Impossible! The Pygmy Dragoness smiled ferociously. No, she would neither ignore nor deny that word any longer. She would celebrate it!
Leandrial, how can I thank you enough?
Just above the lapping clouds beneath that overhang, a massive draconic smile curved the Land Dragon’s moss-green lips. The single eye turned upon her, its beautiful magic dulled by exhaustion but very much alive. I’d ask you for just one little favour. An Egg.
I promise.
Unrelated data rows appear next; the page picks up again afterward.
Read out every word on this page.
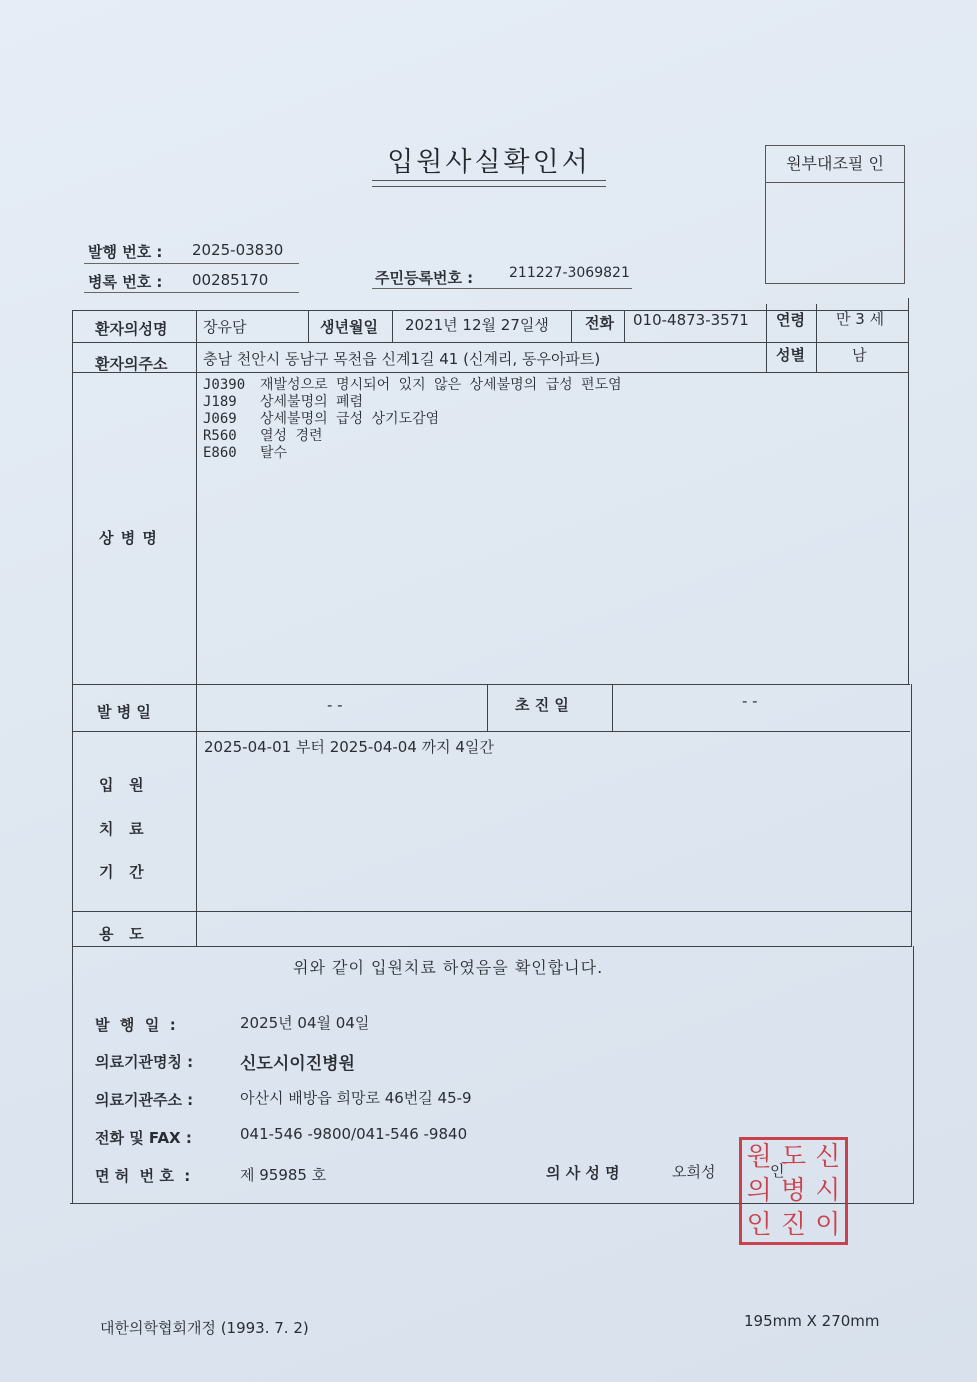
입원사실확인서	원부대조필 인
발행 번호 : 2025-03830
병록 번호 : 00285170	주민등록번호 :	211227-3069821
환자의성명 장유담	생년월일 2021년 12월 27일생 전화 010-4873-3571 연령 만 3 세
환자의주소 충남 천안시 동남구 목천읍 신계1길 41 (신계리, 동우아파트)	성별	남
상 병 명
J0390 재발성으로 명시되어 있지 않은 상세불명의 급성 편도염
J189 상세불명의 폐렴
J069 상세불명의 급성 상기도감염
R560 열성 경련
E860 탈수
발 병 일	- -	초 진 일	- -
2025-04-01 부터 2025-04-04 까지 4일간
입   원
치   료
기   간
용   도
위와 같이 입원치료 하였음을 확인합니다.
발  행  일  :	2025년 04월 04일
의료기관명칭 :	신도시이진병원
의료기관주소 :	아산시 배방읍 희망로 46번길 45-9
전화 및 FAX :	041-546 -9800/041-546 -9840
면 허  번 호  :	제 95985 호	의 사 성 명	오희성	인
원 도 신
의 병 시
인 진 이
대한의학협회개정 (1993. 7. 2)	195mm X 270mm
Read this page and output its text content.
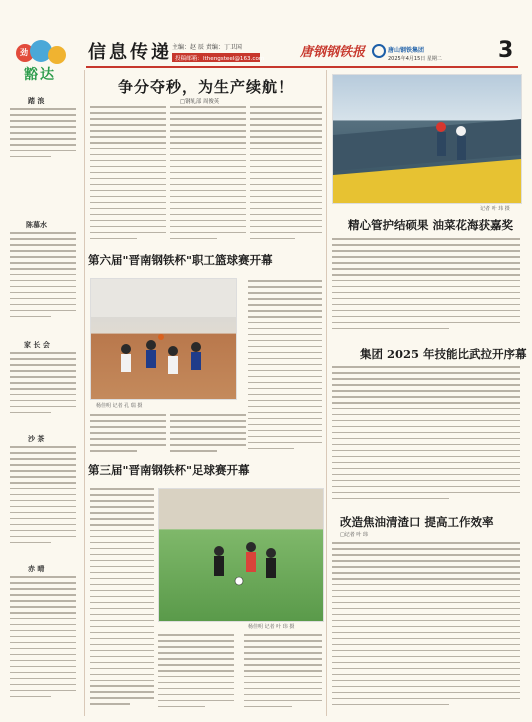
信息传递 主编：赵 辰 责编：丁卫国
投稿邮箱：lthengsteel@163.com	唐钢钢铁报	唐山钢铁集团
2025年4月15日 星期二	3
劲
豁达
踏 浪
陈慕水
家 长 会
沙 茶
赤 晴
争分夺秒，为生产续航！
□钢轧部 周俊英
第六届"晋南钢铁杯"职工篮球赛开幕
杨佳明 记者 孔 瑞 摄
第三届"晋南钢铁杯"足球赛开幕
杨佳明 记者 叶 玮 摄
记者 叶 玮 摄
精心管护结硕果 油菜花海获嘉奖
集团 2025 年技能比武拉开序幕
改造焦油清渣口 提高工作效率
□记者 叶 玮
Pip laughed, holding out her paws as if it were somehow physically possible to hug a Land Dragon. If it is at all in my power, I promise it shall be done.
If it is at all in my power, I promise I shall deal with Shurgal and return to help you against this Marshal, said Leandrial. How do you say farewell? Fly strong and true?
And for Leandrial–clear skies? Clear Cloudlands? Flying Land Dragons? Smiling back, Pip said, I say, shall we be friends?
Leandrial’s right forepaw rose to mimic Pip’s gesture. Carefully, she touched the tip of her non-retractable talon to the tip of Pip’s first talon, the equivalent of the Human forefinger. Having braved death together, friends forever.